清武:していると思います。主筆が社論をつかさどるという社則ですし、非常に細かい人ですから。「俺は夜、酔っ払って帰っても、ベッドの脇に山のように書類があって、それを全部見てるんだ」って言ってました。社論に反すること、自分に反することは許しませんよ。今、読売社内では、多様性は認められず、渡邉社論のみです。やっぱり表現の自由って言論機関としてはいちばん大事なことじゃないですか。権力の監視というのも、とっても大事なこと。ところが権力の監視どころか、読売自体が権力になってしまっている。

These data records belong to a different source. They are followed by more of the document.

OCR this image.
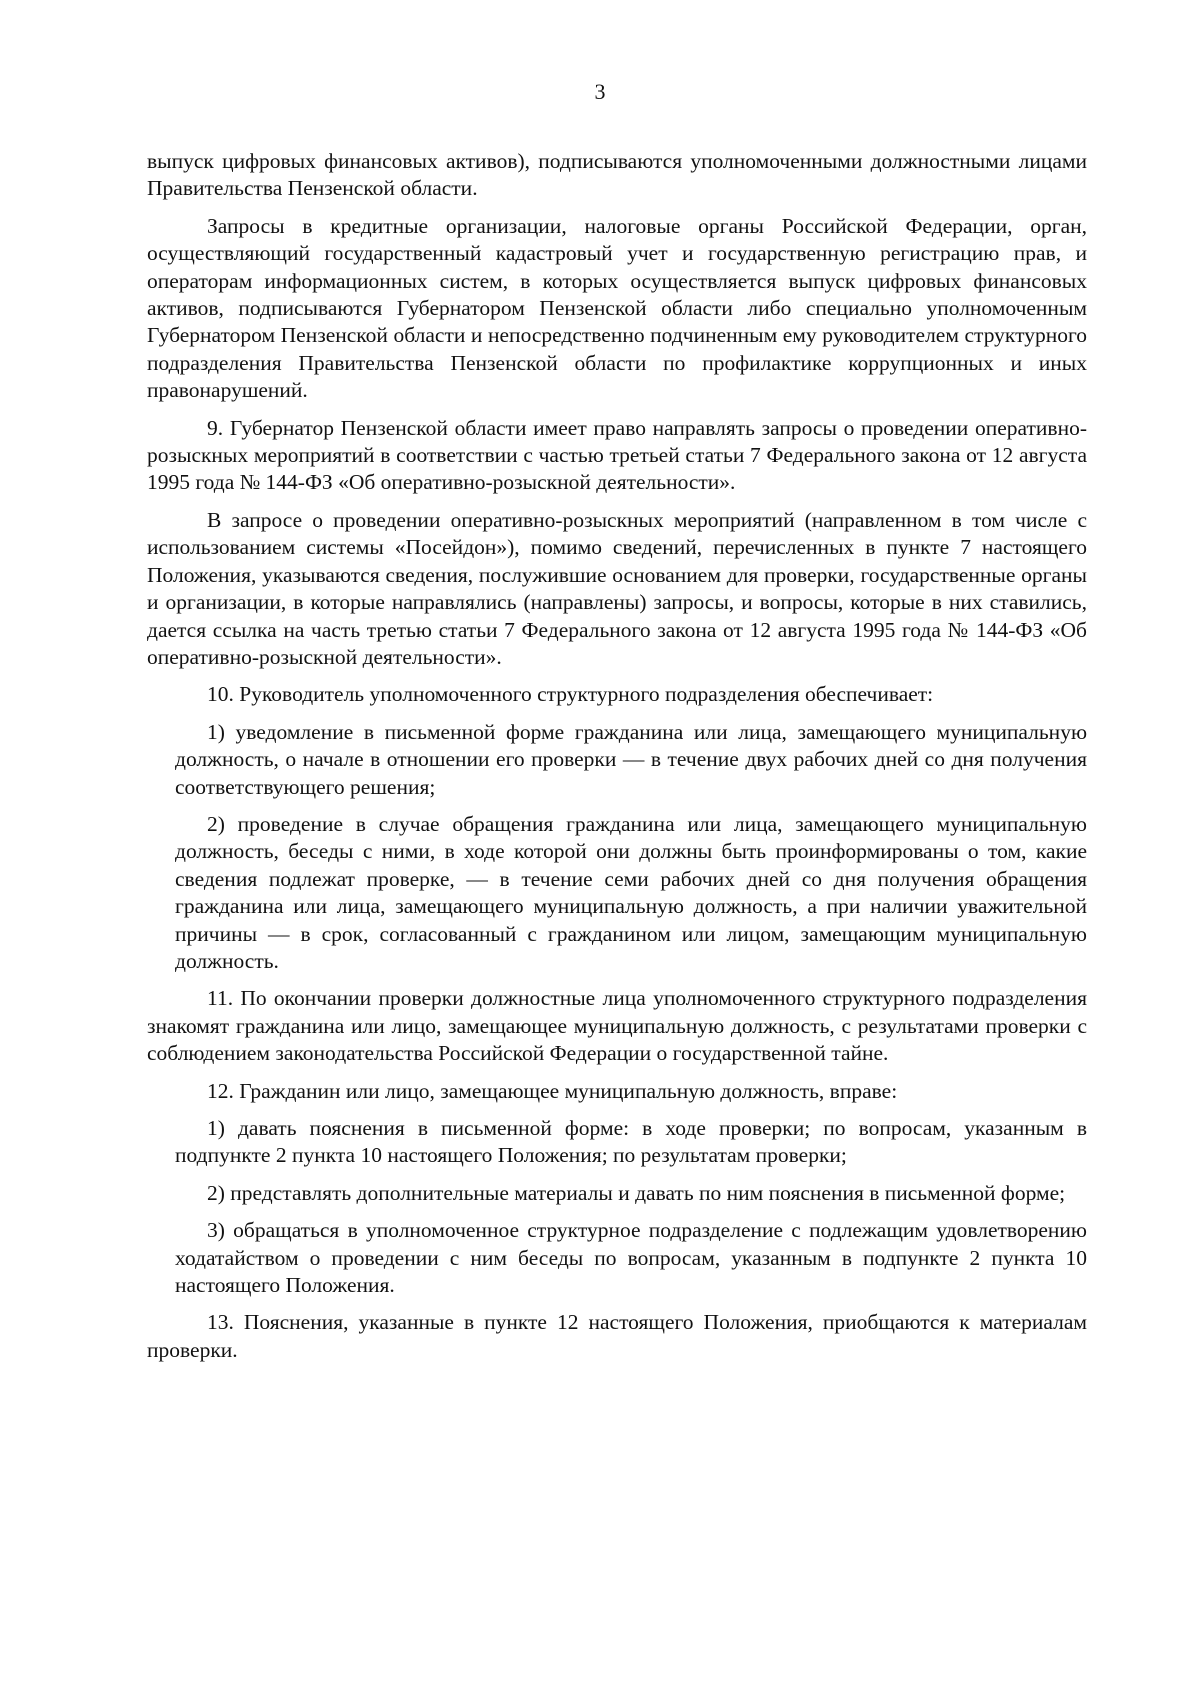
3

выпуск цифровых финансовых активов), подписываются уполномоченными должностными лицами Правительства Пензенской области.

Запросы в кредитные организации, налоговые органы Российской Федерации, орган, осуществляющий государственный кадастровый учет и государственную регистрацию прав, и операторам информационных систем, в которых осуществляется выпуск цифровых финансовых активов, подписываются Губернатором Пензенской области либо специально уполномоченным Губернатором Пензенской области и непосредственно подчиненным ему руководителем структурного подразделения Правительства Пензенской области по профилактике коррупционных и иных правонарушений.

9. Губернатор Пензенской области имеет право направлять запросы о проведении оперативно-розыскных мероприятий в соответствии с частью третьей статьи 7 Федерального закона от 12 августа 1995 года № 144-ФЗ «Об оперативно-розыскной деятельности».

В запросе о проведении оперативно-розыскных мероприятий (направленном в том числе с использованием системы «Посейдон»), помимо сведений, перечисленных в пункте 7 настоящего Положения, указываются сведения, послужившие основанием для проверки, государственные органы и организации, в которые направлялись (направлены) запросы, и вопросы, которые в них ставились, дается ссылка на часть третью статьи 7 Федерального закона от 12 августа 1995 года № 144-ФЗ «Об оперативно-розыскной деятельности».

10. Руководитель уполномоченного структурного подразделения обеспечивает:

1) уведомление в письменной форме гражданина или лица, замещающего муниципальную должность, о начале в отношении его проверки — в течение двух рабочих дней со дня получения соответствующего решения;

2) проведение в случае обращения гражданина или лица, замещающего муниципальную должность, беседы с ними, в ходе которой они должны быть проинформированы о том, какие сведения подлежат проверке, — в течение семи рабочих дней со дня получения обращения гражданина или лица, замещающего муниципальную должность, а при наличии уважительной причины — в срок, согласованный с гражданином или лицом, замещающим муниципальную должность.

11. По окончании проверки должностные лица уполномоченного структурного подразделения знакомят гражданина или лицо, замещающее муниципальную должность, с результатами проверки с соблюдением законодательства Российской Федерации о государственной тайне.

12. Гражданин или лицо, замещающее муниципальную должность, вправе:

1) давать пояснения в письменной форме: в ходе проверки; по вопросам, указанным в подпункте 2 пункта 10 настоящего Положения; по результатам проверки;

2) представлять дополнительные материалы и давать по ним пояснения в письменной форме;

3) обращаться в уполномоченное структурное подразделение с подлежащим удовлетворению ходатайством о проведении с ним беседы по вопросам, указанным в подпункте 2 пункта 10 настоящего Положения.

13. Пояснения, указанные в пункте 12 настоящего Положения, приобщаются к материалам проверки.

鳥越:社説もそうですか? 実際書いているのは論説委員だと思いますが、いちおうこういう趣旨だと渡邉さんが指示を出して。
清武:はい。主筆っていうのは名ばかりじゃありませんので、それは最後まで手離さないと思いますよ。でも、このままでいいのかなって気持ちは強くします。僕の話があって、わかりやすい形で、読売の本質が見えてきたと思います。
鳥越:いま話を聞いていると、読売っていわば原発みたいな構造ですね。渡邉さんが、圧力容器の中の核分裂をやっているエネルギー源で、周りの「付度族(そんたくぞく)」が電力をどんどん作っている。これは、ひとたび壊れると怖い。暴走が止まらないから。